This A to Z blog challenge is really kicking my butt. Still, there’s light at the end of the tunnel. Two more days and… several entries until it’s over!
On top of that, I had a splendid distraction this weekend. My brother, my sister-in-law, and their two sons came out from Chicago to visit my family for a couple days. It’s a roughly eight-hour drive with two small children under 3, so… kudos to them for their bravery!
Friday night, we went to eat Chinese food at a nearby restaurant. We turned around for one moment, and their older child prepared himself for battle using the ancient technique of “crab rangoon war paint.”
We survived the dinner (although our youngest scattered enough fried rice to feed an army), and then we had a nice trip to the park at sunset.

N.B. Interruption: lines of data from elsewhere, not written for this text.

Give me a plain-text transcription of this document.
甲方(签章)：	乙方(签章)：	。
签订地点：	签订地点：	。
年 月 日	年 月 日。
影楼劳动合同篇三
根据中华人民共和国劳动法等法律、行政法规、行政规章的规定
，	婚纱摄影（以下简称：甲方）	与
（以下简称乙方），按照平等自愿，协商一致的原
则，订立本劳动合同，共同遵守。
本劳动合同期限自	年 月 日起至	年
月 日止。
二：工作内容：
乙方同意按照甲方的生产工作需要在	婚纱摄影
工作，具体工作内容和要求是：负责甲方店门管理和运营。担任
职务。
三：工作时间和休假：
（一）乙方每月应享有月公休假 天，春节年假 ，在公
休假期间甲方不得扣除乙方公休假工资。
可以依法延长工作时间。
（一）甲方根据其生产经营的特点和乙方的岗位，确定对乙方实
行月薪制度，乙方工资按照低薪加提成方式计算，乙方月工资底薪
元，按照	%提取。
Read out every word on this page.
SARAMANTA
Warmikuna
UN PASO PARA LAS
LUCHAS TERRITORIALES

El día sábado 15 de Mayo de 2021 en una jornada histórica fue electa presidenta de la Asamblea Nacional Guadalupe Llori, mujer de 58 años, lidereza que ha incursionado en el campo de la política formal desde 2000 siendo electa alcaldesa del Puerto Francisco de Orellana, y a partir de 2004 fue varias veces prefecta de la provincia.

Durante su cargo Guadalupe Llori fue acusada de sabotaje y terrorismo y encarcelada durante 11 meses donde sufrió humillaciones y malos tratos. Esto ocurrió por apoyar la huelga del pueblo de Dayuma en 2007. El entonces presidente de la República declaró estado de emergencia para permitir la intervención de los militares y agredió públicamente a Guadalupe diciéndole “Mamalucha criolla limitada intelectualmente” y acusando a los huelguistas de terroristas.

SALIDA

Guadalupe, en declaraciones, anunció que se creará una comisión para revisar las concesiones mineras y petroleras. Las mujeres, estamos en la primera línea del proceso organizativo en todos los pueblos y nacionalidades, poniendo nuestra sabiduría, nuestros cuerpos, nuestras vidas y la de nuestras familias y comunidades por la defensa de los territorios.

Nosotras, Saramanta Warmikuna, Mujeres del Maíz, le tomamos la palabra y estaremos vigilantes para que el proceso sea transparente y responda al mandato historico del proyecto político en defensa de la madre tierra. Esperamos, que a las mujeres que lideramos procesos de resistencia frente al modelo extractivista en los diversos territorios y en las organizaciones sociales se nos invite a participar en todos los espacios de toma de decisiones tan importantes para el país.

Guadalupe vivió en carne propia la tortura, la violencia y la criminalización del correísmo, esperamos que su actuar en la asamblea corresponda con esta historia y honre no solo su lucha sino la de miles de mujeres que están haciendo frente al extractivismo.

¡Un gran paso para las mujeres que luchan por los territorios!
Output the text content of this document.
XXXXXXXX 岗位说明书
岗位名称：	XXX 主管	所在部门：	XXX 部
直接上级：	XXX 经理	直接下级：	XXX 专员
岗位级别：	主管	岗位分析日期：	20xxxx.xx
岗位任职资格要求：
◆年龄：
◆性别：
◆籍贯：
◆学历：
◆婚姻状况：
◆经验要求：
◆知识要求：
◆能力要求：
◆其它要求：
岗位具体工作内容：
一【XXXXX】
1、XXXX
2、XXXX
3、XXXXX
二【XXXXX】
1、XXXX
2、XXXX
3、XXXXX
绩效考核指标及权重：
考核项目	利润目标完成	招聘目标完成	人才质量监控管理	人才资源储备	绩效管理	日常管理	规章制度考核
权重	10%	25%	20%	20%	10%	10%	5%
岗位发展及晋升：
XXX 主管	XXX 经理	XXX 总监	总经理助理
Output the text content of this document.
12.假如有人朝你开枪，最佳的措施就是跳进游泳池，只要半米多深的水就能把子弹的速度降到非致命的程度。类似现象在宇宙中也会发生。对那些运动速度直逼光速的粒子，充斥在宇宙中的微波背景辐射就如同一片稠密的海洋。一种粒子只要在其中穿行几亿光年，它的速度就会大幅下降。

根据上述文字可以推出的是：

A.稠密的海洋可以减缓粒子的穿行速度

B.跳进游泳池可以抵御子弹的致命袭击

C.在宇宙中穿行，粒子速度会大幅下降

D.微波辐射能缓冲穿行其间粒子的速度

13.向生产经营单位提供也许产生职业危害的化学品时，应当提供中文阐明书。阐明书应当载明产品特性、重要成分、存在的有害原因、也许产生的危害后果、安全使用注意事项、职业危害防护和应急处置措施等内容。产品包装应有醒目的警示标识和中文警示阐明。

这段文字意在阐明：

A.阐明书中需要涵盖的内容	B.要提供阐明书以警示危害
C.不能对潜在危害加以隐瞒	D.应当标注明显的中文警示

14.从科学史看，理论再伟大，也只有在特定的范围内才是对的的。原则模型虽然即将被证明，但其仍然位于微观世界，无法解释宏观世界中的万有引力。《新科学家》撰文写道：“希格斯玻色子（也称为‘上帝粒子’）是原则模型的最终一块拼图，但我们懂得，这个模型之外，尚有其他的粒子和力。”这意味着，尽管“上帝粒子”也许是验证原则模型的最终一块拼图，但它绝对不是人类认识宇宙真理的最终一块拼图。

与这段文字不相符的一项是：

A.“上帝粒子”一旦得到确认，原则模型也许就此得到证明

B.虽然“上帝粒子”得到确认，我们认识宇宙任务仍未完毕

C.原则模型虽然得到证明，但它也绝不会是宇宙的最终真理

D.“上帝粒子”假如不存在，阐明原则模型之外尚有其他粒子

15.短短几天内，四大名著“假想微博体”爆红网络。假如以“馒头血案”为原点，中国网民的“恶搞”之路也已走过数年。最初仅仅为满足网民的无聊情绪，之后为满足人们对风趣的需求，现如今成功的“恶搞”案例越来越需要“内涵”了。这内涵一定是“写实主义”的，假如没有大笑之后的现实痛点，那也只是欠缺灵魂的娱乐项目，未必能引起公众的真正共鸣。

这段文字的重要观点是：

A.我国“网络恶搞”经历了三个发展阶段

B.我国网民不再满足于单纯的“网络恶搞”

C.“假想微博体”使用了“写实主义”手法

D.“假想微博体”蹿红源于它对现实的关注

The kids played some basketball with their uncle, and then everyone meandered over to the swings. My youngest and my brother’s oldest both made a beeline for swinging children, as if they wanted to get kicked. Disaster was averted. At some point, my brother commented on how parenting at this age is pretty much 24-hour suicide watch. He has a dry sense of humor that gets me every time.
Saturday involved a pleasant visit catching up and sharing terrifying parent stories (many of which involved poop), followed by ice cream at Dairy Queen.
Prior to the visit, we discussed plans or lack thereof. My brother mentioned our visit in 2007, and how he and my parents had a variety of plans to make the most of the time. I don’t remember it, but we must have shot down a good many of those plans based on a desire for “nothing complicated.” My brother was single at the time, and admitted over the phone, “I had no idea why you guys were so set on simple plans.”
Now, with two small children, he laughed and said, “I completely understand. I had to learn the hard way, I guess.”
So we had simple plans, and it was enough. We enjoyed a lovely dinner with a friend from the Wordsowers writers’ group here in Omaha, and then they visited our church service on Sunday morning before heading back to Chicago.
My brother asked, “Do you agree with this statement? ‘Having children is both the most rewarding and most difficult experience in my life.'”
Of course I agreed. So has every other parent he’s asked.
We had a great time, and enjoyed sharing in each other’s joys and difficulties as parents. Challenging, yes… but one we gladly accept.